Reflection at the Roller Rink

Like many, during the first year or so of the pandemic, I started rollerskating. I had never really been into rollerskating – I was a casual rollerblader as a kid, because that was way cooler in the early 2000s – but as someone easily influenced and a sucker for a good aesthetic, rollerskating seemed like something interesting to try in a time where I was mostly stuck inside the house.

I bought a pair of skates and, like any good hyperfixation, rollerskating became my life for the next 2-3 months. I learned how to care for my skates, swapped out my stock laces and wheels for a creepy-cute Beetlejuice vibe, I even recorded videos of myself skating in the garage when it was too cold and snowy to skate during the overlapping winter months.

But then, skating became routine and I went skating less and less. Eventually, I put my skates in the basement to “keep them out of the way” when I wasn’t using them, but I was definitely still going skate when I was in the mood and the weather was nice and I had time and all of these other parameters that needed to align to make it feel worth the time. Even just getting the skates out and putting them on became a chore, and eventually they got pushed into the bottom of a closet to not to be seen for months at a time.

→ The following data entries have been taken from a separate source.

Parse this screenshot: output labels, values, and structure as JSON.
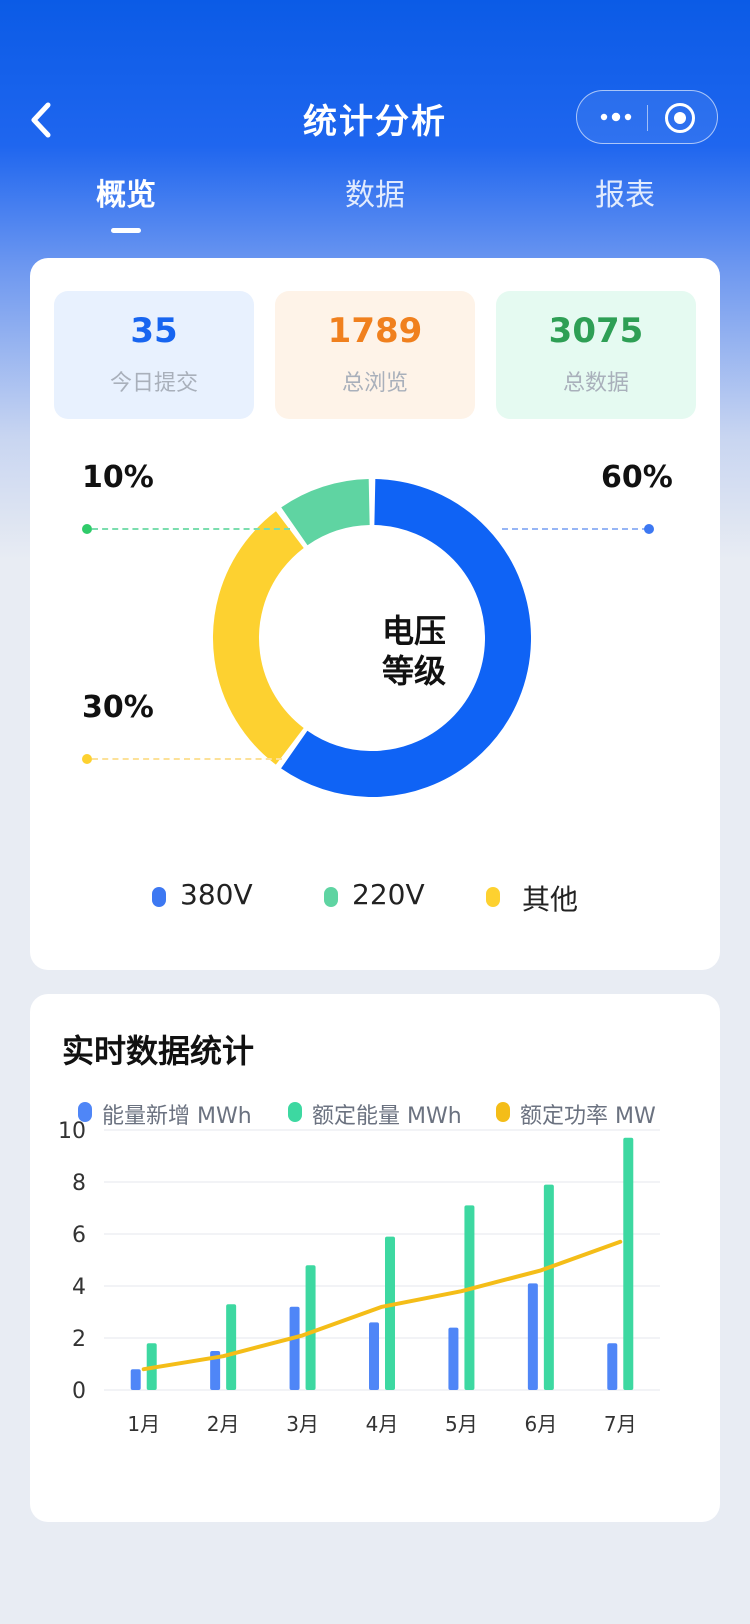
{
  "header": {
    "title": "统计分析"
  },
  "tabs": [
    {
      "label": "概览"
    },
    {
      "label": "数据"
    },
    {
      "label": "报表"
    }
  ],
  "stats": [
    {
      "value": "35",
      "label": "今日提交",
      "color": "#1765F0",
      "bg": "#E8F1FE"
    },
    {
      "value": "1789",
      "label": "总浏览",
      "color": "#F0801E",
      "bg": "#FEF3E8"
    },
    {
      "value": "3075",
      "label": "总数据",
      "color": "#2E9F55",
      "bg": "#E5FAF1"
    }
  ],
  "donut": {
    "center_label_line1": "电压",
    "center_label_line2": "等级",
    "slices": [
      {
        "name": "380V",
        "percent": 60,
        "label": "60%",
        "color": "#0F63F5"
      },
      {
        "name": "220V",
        "percent": 10,
        "label": "10%",
        "color": "#5FD4A2"
      },
      {
        "name": "其他",
        "percent": 30,
        "label": "30%",
        "color": "#FDD130"
      }
    ]
  },
  "realtime": {
    "title": "实时数据统计",
    "legend": [
      {
        "name": "能量新增 MWh",
        "color": "#4F86F7"
      },
      {
        "name": "额定能量 MWh",
        "color": "#3DD8A1"
      },
      {
        "name": "额定功率 MW",
        "color": "#F4BD18"
      }
    ]
  },
  "chart_data": {
    "type": "bar",
    "categories": [
      "1月",
      "2月",
      "3月",
      "4月",
      "5月",
      "6月",
      "7月"
    ],
    "ylim": [
      0,
      10
    ],
    "yticks": [
      "0",
      "2",
      "4",
      "6",
      "8",
      "10"
    ],
    "series": [
      {
        "name": "能量新增 MWh",
        "type": "bar",
        "color": "#4F86F7",
        "values": [
          0.8,
          1.5,
          3.2,
          2.6,
          2.4,
          4.1,
          1.8
        ]
      },
      {
        "name": "额定能量 MWh",
        "type": "bar",
        "color": "#3DD8A1",
        "values": [
          1.8,
          3.3,
          4.8,
          5.9,
          7.1,
          7.9,
          9.7
        ]
      },
      {
        "name": "额定功率 MW",
        "type": "line",
        "color": "#F4BD18",
        "values": [
          0.8,
          1.3,
          2.1,
          3.2,
          3.8,
          4.6,
          5.7
        ]
      }
    ],
    "grid": true,
    "legend_position": "top"
  }
}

You know that scene from Toy Story 2 with the Sarah McLachlan song? Pretty much the same thing, but with skates.

Pixar was so real for this.

Every once in a while, usually during the first weeks of summer, I would pull my skates out and remember how fun it was to skate. And back into the closet they would go soon after.

As a part of my 29 -> 30 project, I have been pushing myself out of the house to try new things and explore my community around me. An idea I had since the start of this project was to clean up my dust-covered skates and to visit the local skating rink about a mile away. I had always want to take my skates over there, but I always had a reason not to go – I was too busy, I was too worried about COVID, I wasn’t in the mood.

In reality, I was too nervous to go.

I knew this would be something I would likely be doing by myself. As a fairly co-dependent and highly anxious person, this was a terrifying concept, but it was something easily dealt with: I just didn’t go.

But, this project gave me a reason to go out.

I had seen an Instagram post that on June 2nd, my local roller rink would be having a “Glow Night” filled with glow-in-the-dark bands and night skating. Whether for 2 minutes or 2 hours, I was going to go to this. The week before, I cleaned up my skates, making sure they were nice and tidy for their rink debut. The day of, I packed a skate bag, picked out a cute outfit, and had my partner hype me up.

And then, I sat in the driveway in my car. My fingers gripped the steering wheel as I flip-flopped back and forth about going. I had so many excuses already prepared – I’ve never been inside this place, what if I don’t feel comfortable? What if the parking lot is full? What if I break a bone from trying to recreate memories from my childhood? What if I somehow forget how to skate and everyone stares at me and laughs and then I’m banned forever for being the biggest goober the world has ever seen?

I turned on the engine of my car and pulled out of the driveway. I wasn’t going to talk myself out of something so ordinary – not anymore.

When I pulled up to the rink, the parking lot was actually pretty full, which gave me a sense of comfort surprisingly. I grabbed my skates and walked inside like I had been there countless times before. I walked up to the ticket counter, bought a ticket, and went into the rink like it was nothing. While I kept a straight face, I can’t even begin to describe how giddy I was for getting so far. This was not something I just did, let alone on my own!

Going into the rink area was like stepping back into the 90s and early 2000s. The smell of cheap pizza wafted through the air as kids skated around on a multi-patterned neon carpet on their summer break from school. The room lights were dimmed and bright colorful lights danced over skaters going round and around on the rink floor. There were small kids, there were teenagers, there were young adults, there was so much diversity in the people all coming together on a Friday night to skate. Random music blared from decades old speakers as teenage employees made the best of their summer job.

The 90s are alive and well at skating rinks.

I slipped on my skates and went onto the skate rink floor. After only having skated on rough roads and sidewalks for the past few years, it was a huge change to be on a silky smooth floor and I found myself gliding with ease past children using chairs to stabilize themselves as well as adults that were trying the absolute best they could to not take a bite out of the rink floor. Circle after circle I went, losing myself in the rhythm of the music and the gentle vibration of my wheels rolling across the floor. I felt like I was flying.

I felt like I was a kid again.

I stayed for about an hour, and once I had my fill, I headed home. The length of time spent at the rink had never been the goal – getting out and trying something that I knew I would love was the win that mattered. And while I haven’t been back to the rink since, I’m eager to lace up again and get back to flying across the floor. Maybe you’ll see me at an adult night skate soon!